On Monday I
took my Grade 7 (12-13 years old) pupils on a visit to the Riga Ghetto Museum and the Biķernieku
memorial.
The pupils,
guided by Ms Olga Rinkus, heard the story of the Jews and other undesirable
people who were imprisoned within the Riga Ghetto by the Nazi’s during World
War 2. The class saw artefacts from the time and visited a house that has been
faithfully reconstructed so that looks as it would have done in the 1940’s.
The pupils
also saw a special exhibition remembering the Czech Jews who were transported
to Riga for extermination. The image of the glowing cubes, hanging from the
ceiling, each side with another face of a murdered human being was very moving
and the children began to see the horror of the holocaust.
This was
also evident when the pupils started looking at the long white walls marked
with the names of all the people who lived and died in the ghetto. The scale of
the brutality and inhumanity was also in their minds when they visited the
Biķernieku memorial. The memorial which is built over the mass graves of around
30,000 people shot by the Nazi’s, proved quite chilling to the pupils.
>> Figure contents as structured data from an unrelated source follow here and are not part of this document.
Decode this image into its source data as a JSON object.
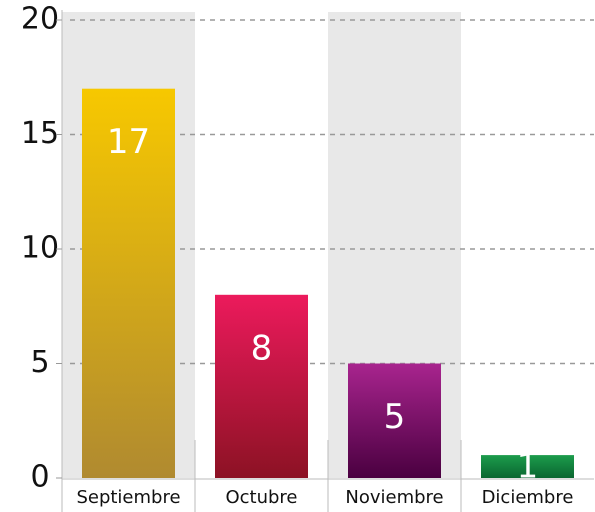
{
  "chart_data": {
    "type": "bar",
    "categories": [
      "Septiembre",
      "Octubre",
      "Noviembre",
      "Diciembre"
    ],
    "values": [
      17,
      8,
      5,
      1
    ],
    "colors": [
      [
        "#f7c800",
        "#b08a30"
      ],
      [
        "#ec1a5c",
        "#8c1224"
      ],
      [
        "#a8248e",
        "#4a0040"
      ],
      [
        "#1c9c4c",
        "#0a6630"
      ]
    ],
    "ylim": [
      0,
      20
    ],
    "yticks": [
      0,
      5,
      10,
      15,
      20
    ],
    "grid": true
  }
}
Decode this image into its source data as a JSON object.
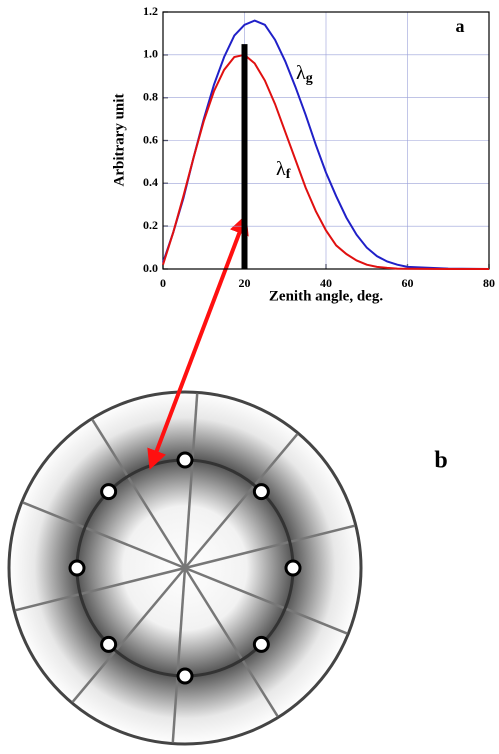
{
  "chart_data": {
    "type": "line",
    "panel_label": "a",
    "xlabel": "Zenith angle, deg.",
    "ylabel": "Arbitrary unit",
    "x": [
      0,
      2.5,
      5,
      7.5,
      10,
      12.5,
      15,
      17.5,
      20,
      22.5,
      25,
      27.5,
      30,
      32.5,
      35,
      37.5,
      40,
      42.5,
      45,
      47.5,
      50,
      52.5,
      55,
      57.5,
      60,
      70,
      80
    ],
    "series": [
      {
        "name": "λg",
        "color": "#2020c8",
        "values": [
          0.03,
          0.17,
          0.33,
          0.52,
          0.7,
          0.86,
          0.99,
          1.09,
          1.14,
          1.16,
          1.14,
          1.07,
          0.97,
          0.85,
          0.72,
          0.58,
          0.45,
          0.34,
          0.24,
          0.16,
          0.1,
          0.06,
          0.035,
          0.02,
          0.01,
          0.002,
          0
        ]
      },
      {
        "name": "λf",
        "color": "#e01010",
        "values": [
          0.02,
          0.17,
          0.34,
          0.52,
          0.69,
          0.83,
          0.93,
          0.99,
          1.0,
          0.96,
          0.88,
          0.77,
          0.64,
          0.51,
          0.38,
          0.27,
          0.18,
          0.11,
          0.07,
          0.04,
          0.02,
          0.01,
          0.005,
          0.002,
          0.001,
          0,
          0
        ]
      }
    ],
    "bar": {
      "x": 20,
      "top": 1.05,
      "color": "#000000"
    },
    "xlim": [
      0,
      80
    ],
    "xticks": [
      0,
      20,
      40,
      60,
      80
    ],
    "ylim": [
      0,
      1.2
    ],
    "yticks": [
      {
        "value": 0,
        "label": "0.0"
      },
      {
        "value": 0.2,
        "label": "0.2"
      },
      {
        "value": 0.4,
        "label": "0.4"
      },
      {
        "value": 0.6,
        "label": "0.6"
      },
      {
        "value": 0.8,
        "label": "0.8"
      },
      {
        "value": 1.0,
        "label": "1.0"
      },
      {
        "value": 1.2,
        "label": "1.2"
      }
    ],
    "grid": true
  },
  "diagram": {
    "label": "b"
  }
}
The
beautiful weather made the visit all the more poignant by the surroundings.
One of the
pupils said to me, “This place is incredible, it’s so quiet.”
The pupils
placed stones on the altar and the grave markers as a sign of respect to those
people that had died for their faith, and I would like to think that this visit
will stay in their memories for a long time.
The
inscription on the altar is from the Book of Job 16:18 and it says
“Earth, don't cover my blood. Let my cry have
no place to rest.”
Hopefully
the Grade 7 class have seen that all people, who hold onto their faith and
dignity under extreme circumstances, deserve our respect.